В смятении от таких мыслей Томаш порой вскакивал с постели и начинал бродить по квартире, в пижаме, небритый, громко разговаривая с самим собой. Почему он изменил жене? Единственно правильный ответ скрывался слишком глубоко, чтобы обнаружить его сразу: их брак надломило рождение Маргариты. Как любой отец, он рассчитывал, что его ребенок добьется того, что не удалось ему самому, а что может быть больнее, чем навсегда расставаться со своими мечтами. Констанса приняла удар мужественно, встретила беду лицом к лицу. А он не справился. Терпел девять лет и все равно сбежал. Лена дала ему убежище, защиту от проблем, иллюзию рая. Пускаясь в бегство, Томаш неосознанно надеялся, что все его беды сгинут сами собой, но они никуда не делись, только сделались еще страшнее, непоправимее. Короче говоря, он стремился не к Лене, не к ее восхитительной, ненасытной плоти, а к свободе, прочь от тяжких забот, мрачных перспектив и тошнотворного страха. Забрел на путь греха в поисках тихой гавани.
На самом деле он боялся посмотреть в лицо своей судьбе. То было не обычное беспокойство, от которого легко укрыться, уйдя в себя, а страх перед жизнью, перед чувствами, перед самим собой. Томаш испугался боли взросления, ответственности, трудностей и тревог, что преследовали его семью. Лена была самым простым и очевидным способом избавления от всех страхов разом; мощным наркотиком, волшебным зельем, сулящим забвение. Он укрылся от мира в новом романе, как моллюск укрывается в раковине.
В ванной Томаш рассуждал о причинах крушения своей семьи, обращаясь к отражению в зеркале.
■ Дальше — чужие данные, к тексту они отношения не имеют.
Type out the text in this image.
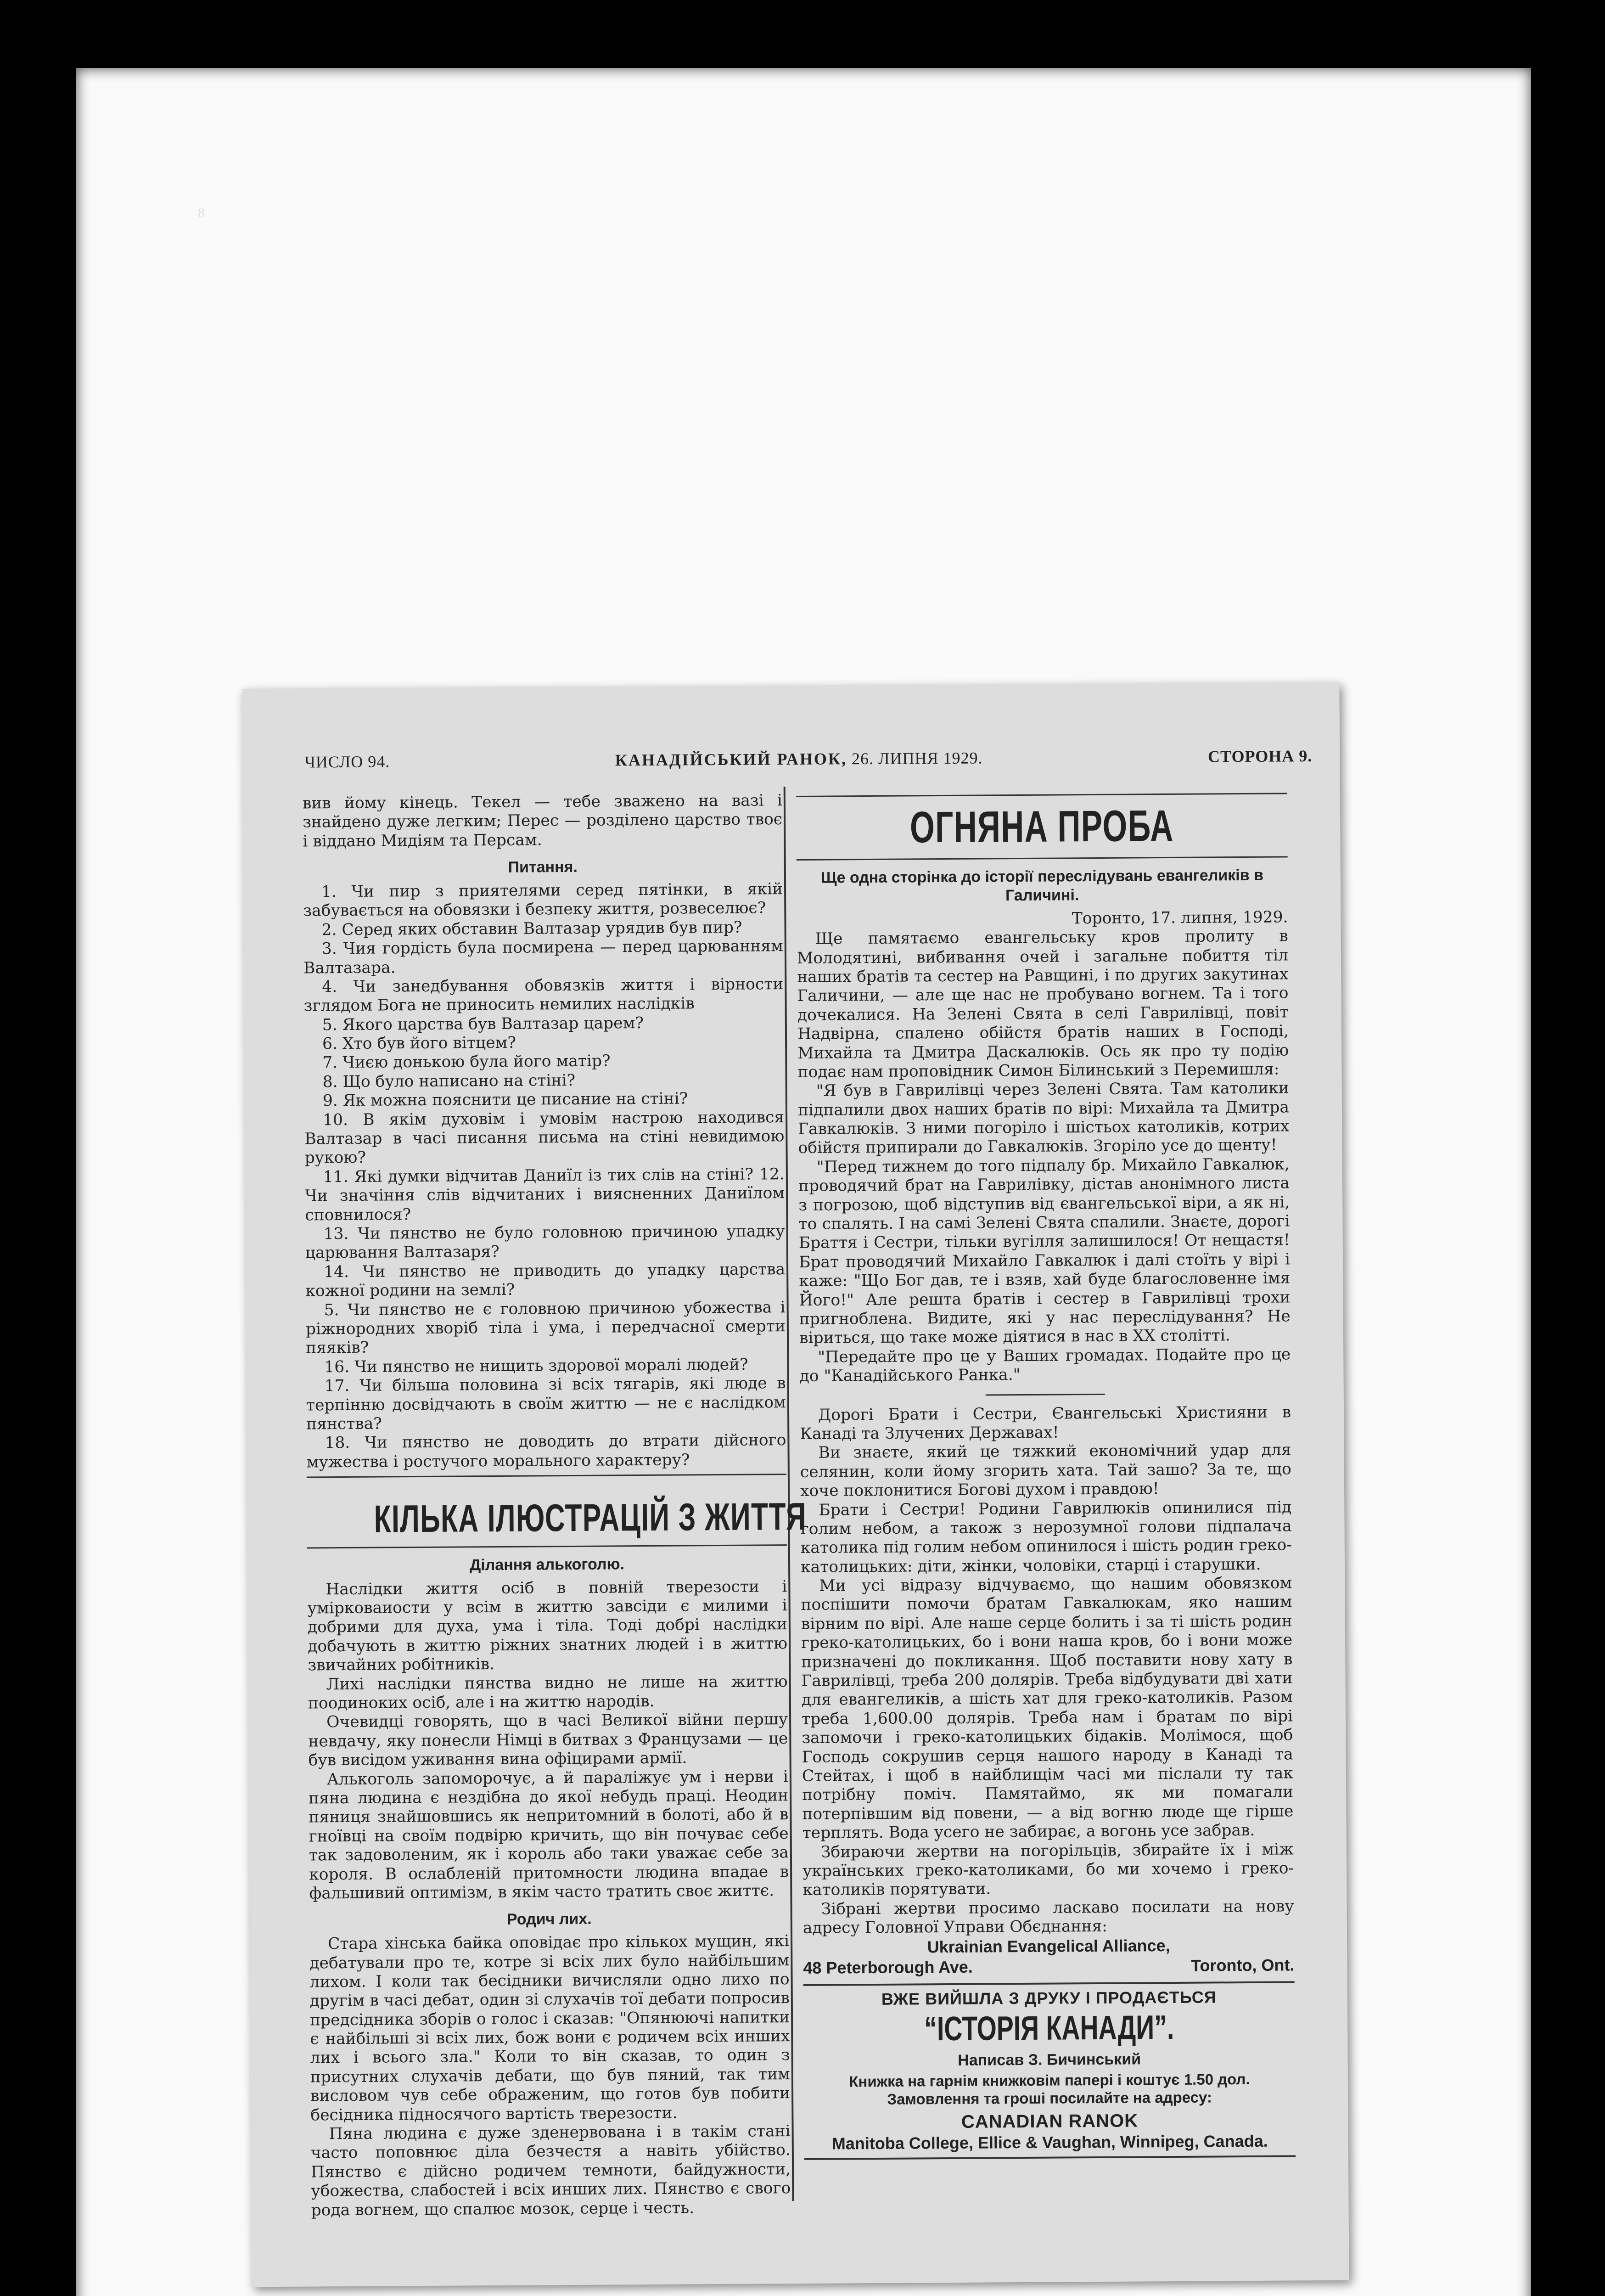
8
ЧИСЛО 94.	КАНАДІЙСЬКИЙ РАНОК, 26. ЛИПНЯ 1929.	СТОРОНА 9.

вив йому кінець. Текел — тебе зважено на вазі і знайдено дуже легким; Перес — розділено царство твоє і віддано Мидіям та Персам.

Питання.

1. Чи пир з приятелями серед пятінки, в якій забувається на обовязки і безпеку життя, розвеселює?

2. Серед яких обставин Валтазар урядив був пир?

3. Чия гордість була посмирена — перед царюванням Валтазара.

4. Чи занедбування обовязків життя і вірности зглядом Бога не приносить немилих наслідків

5. Якого царства був Валтазар царем?

6. Хто був його вітцем?

7. Чиєю донькою була його матір?

8. Що було написано на стіні?

9. Як можна пояснити це писание на стіні?

10. В якім духовім і умовім настрою находився Валтазар в часі писання письма на стіні невидимою рукою?

11. Які думки відчитав Даниїл із тих слів на стіні? 12. Чи значіння слів відчитаних і виясненних Даниїлом сповнилося?

13. Чи пянство не було головною причиною упадку царювання Валтазаря?

14. Чи пянство не приводить до упадку царства кожної родини на землі?

5. Чи пянство не є головною причиною убожества і ріжнородних хворіб тіла і ума, і передчасної смерти пяяків?

16. Чи пянство не нищить здорової моралі людей?

17. Чи більша половина зі всіх тягарів, які люде в терпінню досвідчають в своїм життю — не є наслідком пянства?

18. Чи пянство не доводить до втрати дійсного мужества і ростучого морального характеру?

КІЛЬКА ІЛЮСТРАЦІЙ З ЖИТТЯ
Ділання алькоголю.

Наслідки життя осіб в повній тверезости і умірковаиости у всім в життю завсіди є милими і добрими для духа, ума і тіла. Тоді добрі наслідки добачують в життю ріжних знатних людей і в життю звичайних робітників.

Лихі наслідки пянства видно не лише на життю поодиноких осіб, але і на життю народів.

Очевидці говорять, що в часі Великої війни першу невдачу, яку понесли Німці в битвах з Французами — це був висідом уживання вина офіцирами армії.

Алькоголь запоморочує, а й параліжує ум і нерви і пяна людина є нездібна до якої небудь праці. Неодин пяниця знайшовшись як непритомний в болоті, або й в гноївці на своїм подвірю кричить, що він почуває себе так задоволеним, як і король або таки уважає себе за короля. В ослабленій притомности людина впадае в фальшивий оптимізм, в якім часто тратить своє життє.

Родич лих.

Стара хінська байка оповідає про кількох мущин, які дебатували про те, котре зі всіх лих було найбільшим лихом. І коли так бесідники вичисляли одно лихо по другім в часі дебат, один зі слухачів тої дебати попросив предсідника зборів о голос і сказав: "Опянюючі напитки є найбільші зі всіх лих, бож вони є родичем всіх инших лих і всього зла." Коли то він сказав, то один з присутних слухачів дебати, що був пяний, так тим висловом чув себе ображеним, що готов був побити бесідника підносячого вартість тверезости.

Пяна людина є дуже зденервована і в такім стані часто поповнює діла безчестя а навіть убійство. Пянство є дійсно родичем темноти, байдужности, убожества, слабостей і всіх инших лих. Пянство є свого рода вогнем, що спалює мозок, серце і честь.

ОГНЯНА ПРОБА
Ще одна сторінка до історії переслідувань евангеликів в Галичині.

Торонто, 17. липня, 1929.

Ще памятаємо евангельську кров пролиту в Молодятині, вибивання очей і загальне побиття тіл наших братів та сестер на Равщині, і по других закутинах Галичини, — але ще нас не пробувано вогнем. Та і того дочекалися. На Зелені Свята в селі Гаврилівці, повіт Надвірна, спалено обійстя братів наших в Господі, Михайла та Дмитра Даскалюків. Ось як про ту подію подає нам проповідник Симон Білинський з Перемишля:

"Я був в Гаврилівці через Зелені Свята. Там католики підпалили двох наших братів по вірі: Михайла та Дмитра Гавкалюків. З ними погоріло і шістьох католиків, котрих обійстя припирали до Гавкалюків. Згоріло усе до щенту!

"Перед тижнем до того підпалу бр. Михайло Гавкалюк, проводячий брат на Гаврилівку, дістав анонімного листа з погрозою, щоб відступив від євангельської віри, а як ні, то спалять. І на самі Зелені Свята спалили. Знаєте, дорогі Браття і Сестри, тільки вугілля залишилося! От нещастя! Брат проводячий Михайло Гавкалюк і далі стоїть у вірі і каже: "Що Бог дав, те і взяв, хай буде благословенне імя Його!" Але решта братів і сестер в Гаврилівці трохи пригноблена. Видите, які у нас переслідування? Не віриться, що таке може діятися в нас в XX столітті.

"Передайте про це у Ваших громадах. Подайте про це до "Канадійського Ранка."

Дорогі Брати і Сестри, Євангельські Християни в Канаді та Злучених Державах!

Ви знаєте, який це тяжкий економічний удар для селянин, коли йому згорить хата. Тай зашо? За те, що хоче поклонитися Богові духом і правдою!

Брати і Сестри! Родини Гаврилюків опинилися під голим небом, а також з нерозумної голови підпалача католика під голим небом опинилося і шість родин греко-католицьких: діти, жінки, чоловіки, старці і старушки.

Ми усі відразу відчуваємо, що нашим обовязком поспішити помочи братам Гавкалюкам, яко нашим вірним по вірі. Але наше серце болить і за ті шість родин греко-католицьких, бо і вони наша кров, бо і вони може призначені до покликання. Щоб поставити нову хату в Гаврилівці, треба 200 долярів. Треба відбудувати дві хати для евангеликів, а шість хат для греко-католиків. Разом треба 1,600.00 долярів. Треба нам і братам по вірі запомочи і греко-католицьких бідаків. Молімося, щоб Господь сокрушив серця нашого народу в Канаді та Стейтах, і щоб в найблищім часі ми післали ту так потрібну поміч. Памятаймо, як ми помагали потерпівшим від повени, — а від вогню люде ще гірше терплять. Вода усего не забирає, а вогонь усе забрав.

Збираючи жертви на погорільців, збирайте їх і між українських греко-католиками, бо ми хочемо і греко-католиків порятувати.

Зібрані жертви просимо ласкаво посилати на нову адресу Головної Управи Обєднання:

Ukrainian Evangelical Alliance,
48 Peterborough Ave.	Toronto, Ont.
ВЖЕ ВИЙШЛА З ДРУКУ І ПРОДАЄТЬСЯ
“ІСТОРІЯ КАНАДИ”.
Написав З. Бичинський
Книжка на гарнім книжковім папері і коштує 1.50 дол.
Замовлення та гроші посилайте на адресу:
CANADIAN RANOK
Manitoba College, Ellice & Vaughan, Winnipeg, Canada.
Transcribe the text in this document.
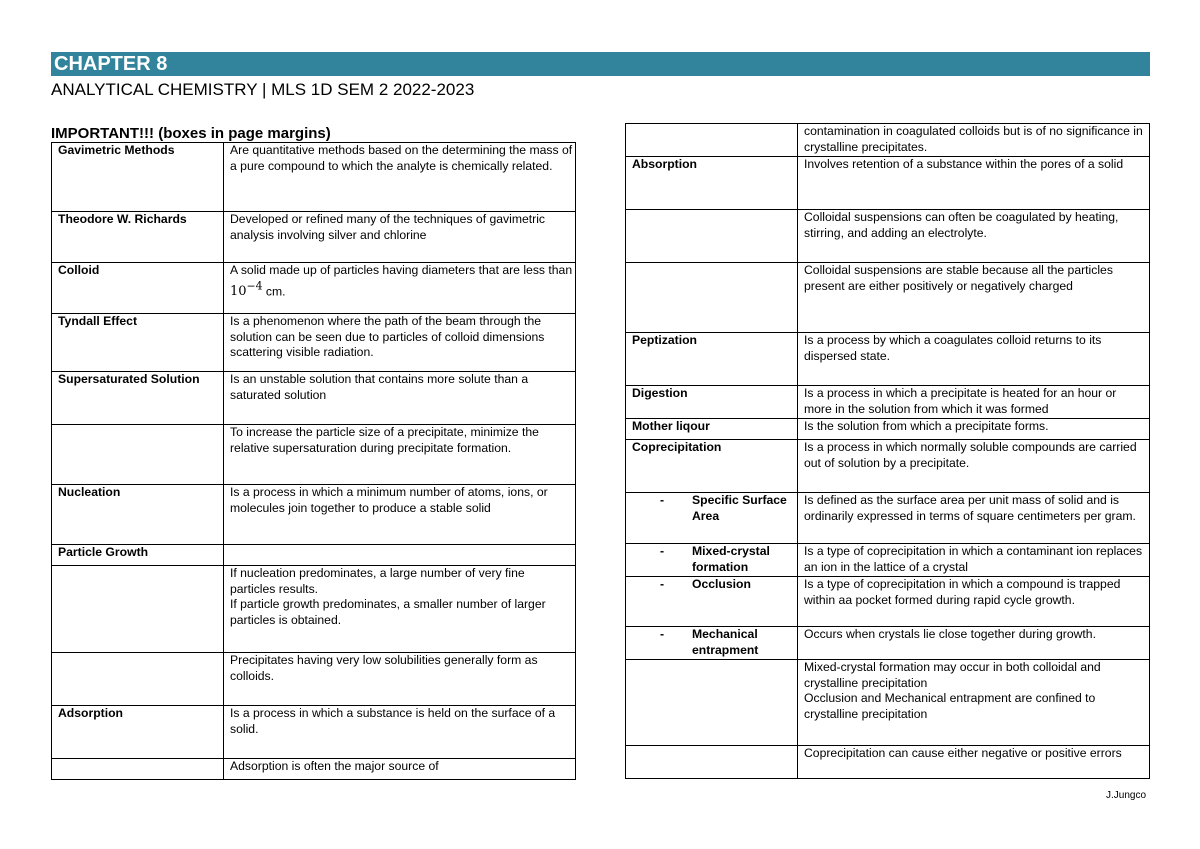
CHAPTER 8
ANALYTICAL CHEMISTRY | MLS 1D SEM 2 2022-2023
IMPORTANT!!! (boxes in page margins)
Gavimetric Methods	Are quantitative methods based on the determining the mass of a pure compound to which the analyte is chemically related.
Theodore W. Richards	Developed or refined many of the techniques of gavimetric analysis involving silver and chlorine
Colloid	A solid made up of particles having diameters that are less than $10^{-4}$ cm.
Tyndall Effect	Is a phenomenon where the path of the beam through the solution can be seen due to particles of colloid dimensions scattering visible radiation.
Supersaturated Solution	Is an unstable solution that contains more solute than a saturated solution
	To increase the particle size of a precipitate, minimize the relative supersaturation during precipitate formation.
Nucleation	Is a process in which a minimum number of atoms, ions, or molecules join together to produce a stable solid
Particle Growth	

	If nucleation predominates, a large number of very fine particles results.
If particle growth predominates, a smaller number of larger particles is obtained.

	Precipitates having very low solubilities generally form as colloids.
Adsorption	Is a process in which a substance is held on the surface of a solid.
	Adsorption is often the major source of
	contamination in coagulated colloids but is of no significance in crystalline precipitates.
Absorption	Involves retention of a substance within the pores of a solid
	Colloidal suspensions can often be coagulated by heating, stirring, and adding an electrolyte.
	Colloidal suspensions are stable because all the particles present are either positively or negatively charged
Peptization	Is a process by which a coagulates colloid returns to its dispersed state.
Digestion	Is a process in which a precipitate is heated for an hour or more in the solution from which it was formed
Mother liqour	Is the solution from which a precipitate forms.
Coprecipitation	Is a process in which normally soluble compounds are carried out of solution by a precipitate.

- Specific Surface Area	Is defined as the surface area per unit mass of solid and is ordinarily expressed in terms of square centimeters per gram.

- Mixed-crystal formation	Is a type of coprecipitation in which a contaminant ion replaces an ion in the lattice of a crystal

- Occlusion	Is a type of coprecipitation in which a compound is trapped within aa pocket formed during rapid cycle growth.

- Mechanical entrapment	Occurs when crystals lie close together during growth.

	Mixed-crystal formation may occur in both colloidal and crystalline precipitation
Occlusion and Mechanical entrapment are confined to crystalline precipitation

	Coprecipitation can cause either negative or positive errors
J.Jungco
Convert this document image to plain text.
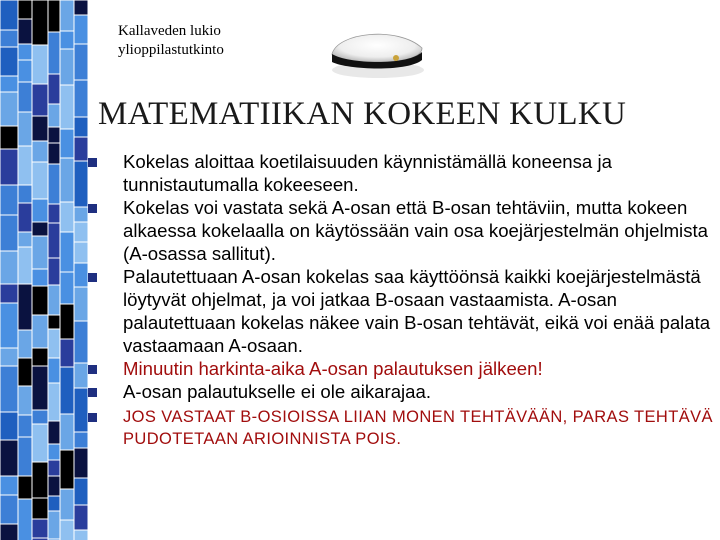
Kallaveden lukio
ylioppilastutkinto
MATEMATIIKAN KOKEEN KULKU
Kokelas aloittaa koetilaisuuden käynnistämällä koneensa ja tunnistautumalla kokeeseen.
Kokelas voi vastata sekä A-osan että B-osan tehtäviin, mutta kokeen alkaessa kokelaalla on käytössään vain osa koejärjestelmän ohjelmista (A-osassa sallitut).
Palautettuaan A-osan kokelas saa käyttöönsä kaikki koejärjestelmästä löytyvät ohjelmat, ja voi jatkaa B-osaan vastaamista. A-osan palautettuaan kokelas näkee vain B-osan tehtävät, eikä voi enää palata vastaamaan A-osaan.
Minuutin harkinta-aika A-osan palautuksen jälkeen!
A-osan palautukselle ei ole aikarajaa.
JOS VASTAAT B-OSIOISSA LIIAN MONEN TEHTÄVÄÄN, PARAS TEHTÄVÄ PUDOTETAAN ARIOINNISTA POIS.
Шведка была вершиной айсберга, о который разбился их с Констансой брак. Истинные мотивы скрывались под толщей темных, зловещих, как Атлантика, вод. Он слишком долго игнорировал их, загонял внутрь, предпочитал делать вид, будто все в порядке. А когда отрицать очевидное сделалось невозможно, предпочел опасному путешествию по закоулкам собственного подсознания обманчивый уют чужой спальни. А теперь невидимое чудовище утащило его судно на дно, а он сам, капитан с разбитого корабля, хватается за обломки прежней жизни, отданный на произвол стихии.
Зигмунд Фрейд заметил когда-то, что любовь — это возвращение домой. С ее помощью мы пытаемся вернуться в эпоху невинности и безмятежного счастья, когда мы были детьми и жили в ладу с окружающим миром. Вот чего жаждал Томаш, когда впервые увидел Констансу с нежной кожей и веснушками, когда решился подойти к ней на факультете искусствоведения, когда гулял с ней по пляжу в Каркавелуше. Сделав ей предложение, он втайне надеялся вновь обрести потерянный рай, воспоминания о котором теплились в душе. Это не Констансу Томаш полюбил, а идеал, химеру, мечту, образ ушедших светлых дней, спрятанный в подсознании. Рождение Маргариты уничтожило эту мечту. Оставшись наедине с собой, Норонья впервые сформулировал суть происходившей с ним драмы и осознал ее глубину.
Томаш с каждым днем понемногу продвигался в поисках ответов на свои вопросы и постепенно начинал понимать, что с ним приключилось. Он подменил реальный мир воображаемым, жил не с настоящими Констансой и Маргаритой, а с придуманными. Не удивительно, что разрушение царства фантазий стало для него столь тяжким ударом; вместо того чтобы постараться принять семью такой, какая она есть, Томаш предпочел спрятаться за очередной иллюзией, выпустив на волю чудовищ своего подсознания. Признаваться себе в таких вещах было нелегко, но другого способа исправить положение уже не существовало. Путь к спасению лежал через познание себя, и пройти по нему надо было без страха.